Further, I have come to the view that, in light of the circumstances to which I have already referred and following the recommendation of the criminal justice social worker, the criteria for an extended sentence are met in your case.

In essence that means that the normal period of licence would not be adequate to protect the public, and women in particular, from serious harm from you when you are in due course released. So the sentence I will impose will be in two parts, a custodial element and an extension period after your release from custody, during which you will be subject to a licence, the conditions of which will be set by Scottish Ministers.
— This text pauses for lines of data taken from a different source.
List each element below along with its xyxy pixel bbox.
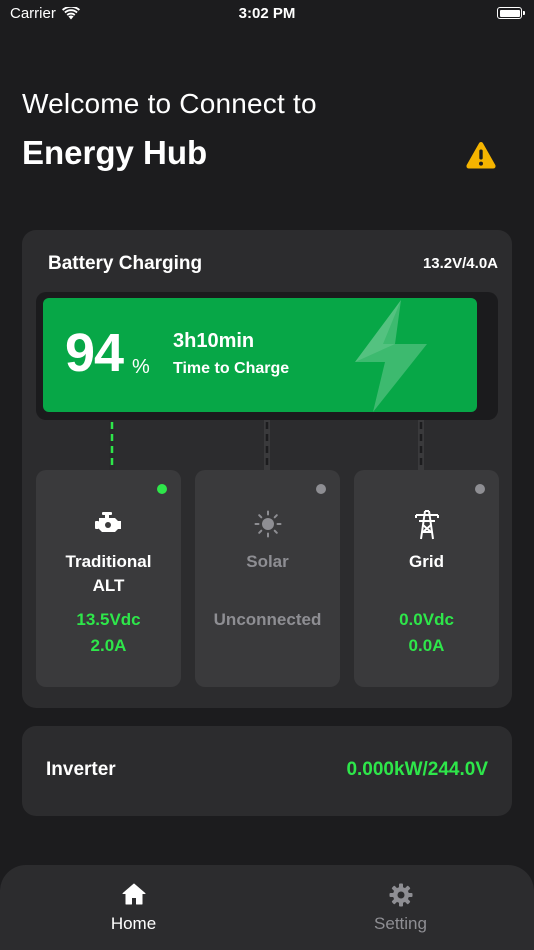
inverter-card[interactable]: Inverter 0.000kW/244.0V [22,726,512,816]
connector-line-alt [109,420,115,470]
source-name: Traditional ALT [65,552,152,595]
tab-label: Home [110,914,157,933]
connector-line-grid [418,420,424,470]
source-voltage: 13.5Vdc [76,610,141,629]
sun-icon [195,510,340,538]
welcome-text: Welcome to Connect to [22,88,317,119]
tab-setting[interactable]: Setting [267,881,534,941]
charge-panel-frame: 94 % 3h10min Time to Charge [36,292,498,420]
status-dot [157,484,167,494]
source-current: 0.0A [408,636,445,655]
connector-line-solar [264,420,270,470]
time-to-charge-label: Time to Charge [173,360,290,377]
page-title: Energy Hub [22,134,208,171]
status-bar: Carrier 3:02 PM [0,0,534,30]
source-current: 2.0A [90,636,127,655]
battery-card-title: Battery Charging [48,253,203,274]
status-dot [475,484,485,494]
source-tile-solar[interactable]: Solar Unconnected [195,470,340,687]
bottom-tab-bar: Home Setting [0,865,534,950]
status-dot [316,484,326,494]
status-time: 3:02 PM [238,5,296,22]
engine-icon [36,510,181,536]
inverter-label: Inverter [46,759,116,780]
power-tower-icon [354,510,499,540]
charge-percent: 94 [65,323,124,383]
home-icon [0,883,267,907]
battery-status-icon [497,7,525,19]
source-name: Grid [409,552,444,571]
battery-reading: 13.2V/4.0A [422,255,498,272]
battery-charging-card: Battery Charging 13.2V/4.0A 94 % 3h10min… [22,230,512,708]
warning-icon[interactable] [465,140,497,170]
charge-status-panel: 94 % 3h10min Time to Charge [43,298,477,412]
lightning-bolt-icon [355,300,427,412]
source-tile-grid[interactable]: Grid 0.0Vdc 0.0A [354,470,499,687]
inverter-value: 0.000kW/244.0V [346,759,488,780]
source-voltage: 0.0Vdc [399,610,454,629]
source-status: Unconnected [213,610,322,629]
tab-home[interactable]: Home [0,881,267,941]
source-tile-traditional-alt[interactable]: Traditional ALT 13.5Vdc 2.0A [36,470,181,687]
charge-percent-unit: % [132,356,150,378]
gear-icon [267,883,534,907]
source-name: Solar [246,552,289,571]
tab-label: Setting [374,914,427,933]
time-to-charge-value: 3h10min [173,330,255,352]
Breach of any of these conditions will make you liable to be recalled to serve out the whole of your sentence in custody and you may also be sentenced for any offence committed while on licence.

I now sentence you to a total extended sentence in respect of all charges of which you have been convicted of 16 years, comprising a custodial part of 12 years, of which 6 months is attributable to the breach of bail, and an extension period of 4 years. I will backdate the custodial part of your sentence to 26 February 2024 when I remanded you in custody.

The Crown have moved for non-harassment orders in respect of all four complainers and I am satisfied that it is appropriate to grant these. Accordingly, I make such an order, specifically that you shall not by any means, either directly or indirectly including by electronic means or through social media, contact or attempt to contact the four complainers identified. This order will subsist for an indefinite period.

As I told you when you were convicted, as a result of your convictions for certain sexual offences and now in light of the sentence I have imposed you are subject to the notification requirements of the Sexual Offences Act 2003 for an indefinite period and your name has been added to the list of persons deemed unsuitable to work with vulnerable groups.”